Sobre a união entre homossexuais, chega a ser bizarra a oposição de uma parte da população. Por que isso afeta tanto as pessoas? Qual o medo que elas têm? Precisamos colocar o dedo na ferida ao invés de acatarmos a mediocridade desse discurso. Acho que até mesmo as reacionárias redes de televisão já se conscientizaram da necessidade de avançarmos nesse debate. Nossa vizinha Argentina já permite a união entre homossexuais e a moral das famílias não está afetada por conta disso.

Sobre o último ponto que levantei, peço encarecidamente que as pessoas leiam sobre o que foi a ditadura militar e o que significou a luta dos militantes, como Dilma e, pasmem, Serra, para democratizarmos o país. Sim, sim, José Serra também foi preso e fichado, da mesma forma que Dilma (resposta ao e-mail tentando criminalizar Dilma com uma ficha criminal). Sem essa luta ninguém teria a oportunidade de votar hoje.

Não acreditem em qualquer baboseira que lêem na internet, nem nas minhas. Há várias maneiras de averiguar os fatos, inclusive sobre o que fala o pastor, padre, rabino etc.
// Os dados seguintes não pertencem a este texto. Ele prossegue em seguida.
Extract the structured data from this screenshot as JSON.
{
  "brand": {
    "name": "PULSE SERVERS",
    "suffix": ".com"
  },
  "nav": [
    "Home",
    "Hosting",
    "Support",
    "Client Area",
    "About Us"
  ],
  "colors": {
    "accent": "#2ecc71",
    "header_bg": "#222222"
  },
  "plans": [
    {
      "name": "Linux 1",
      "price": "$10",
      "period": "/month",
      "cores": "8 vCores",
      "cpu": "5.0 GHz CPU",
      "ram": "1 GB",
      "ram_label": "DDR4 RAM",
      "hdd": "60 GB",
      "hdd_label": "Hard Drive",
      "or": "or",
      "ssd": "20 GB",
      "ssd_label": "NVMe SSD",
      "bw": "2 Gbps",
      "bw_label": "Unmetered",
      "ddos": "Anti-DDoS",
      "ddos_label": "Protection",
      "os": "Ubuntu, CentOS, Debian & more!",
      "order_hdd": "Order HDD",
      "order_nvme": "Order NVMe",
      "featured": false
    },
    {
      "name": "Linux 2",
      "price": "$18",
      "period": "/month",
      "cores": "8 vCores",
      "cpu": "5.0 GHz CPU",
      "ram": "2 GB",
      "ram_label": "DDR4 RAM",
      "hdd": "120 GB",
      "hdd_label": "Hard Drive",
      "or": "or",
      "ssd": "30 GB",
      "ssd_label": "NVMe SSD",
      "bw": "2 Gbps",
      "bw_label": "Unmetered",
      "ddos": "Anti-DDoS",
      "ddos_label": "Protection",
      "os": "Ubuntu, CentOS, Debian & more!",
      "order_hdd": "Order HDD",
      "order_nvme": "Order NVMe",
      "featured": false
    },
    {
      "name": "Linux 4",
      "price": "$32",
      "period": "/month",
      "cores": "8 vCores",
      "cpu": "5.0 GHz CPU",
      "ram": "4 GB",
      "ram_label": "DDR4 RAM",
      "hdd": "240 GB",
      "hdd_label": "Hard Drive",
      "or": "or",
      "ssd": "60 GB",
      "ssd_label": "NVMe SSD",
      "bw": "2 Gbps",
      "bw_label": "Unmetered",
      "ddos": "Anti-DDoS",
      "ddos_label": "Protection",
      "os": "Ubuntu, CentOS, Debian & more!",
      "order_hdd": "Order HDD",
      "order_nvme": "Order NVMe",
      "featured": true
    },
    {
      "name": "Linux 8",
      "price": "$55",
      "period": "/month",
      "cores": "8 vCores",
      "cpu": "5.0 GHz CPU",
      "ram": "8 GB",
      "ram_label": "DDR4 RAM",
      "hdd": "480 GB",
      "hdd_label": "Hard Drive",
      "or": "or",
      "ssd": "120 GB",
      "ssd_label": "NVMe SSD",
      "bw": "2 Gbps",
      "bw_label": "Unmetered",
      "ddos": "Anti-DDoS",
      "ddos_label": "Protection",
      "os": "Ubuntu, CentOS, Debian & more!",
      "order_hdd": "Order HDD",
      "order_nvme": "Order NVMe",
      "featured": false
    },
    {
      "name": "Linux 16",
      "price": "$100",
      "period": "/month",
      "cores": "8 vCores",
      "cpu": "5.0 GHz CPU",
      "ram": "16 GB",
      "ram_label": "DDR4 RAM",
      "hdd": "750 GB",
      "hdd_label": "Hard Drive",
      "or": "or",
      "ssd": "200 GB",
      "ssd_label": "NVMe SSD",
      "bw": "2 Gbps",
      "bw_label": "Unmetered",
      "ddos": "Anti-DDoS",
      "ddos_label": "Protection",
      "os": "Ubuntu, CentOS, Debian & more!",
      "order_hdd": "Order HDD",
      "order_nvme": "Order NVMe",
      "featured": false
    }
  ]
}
Repetindo, não sei se são essas as posições da candidata. São as minhas e eu até gostaria que fossem as dela, mas acho lamentável que fujamos do debate para que não confrontemos setores reacionários de nossa sociedade. Se ela não pode fazer isso (e não pode mesmo), cabe a nós, que acreditamos na importância desse debate, discutirmos em todos os espaços que pudermos.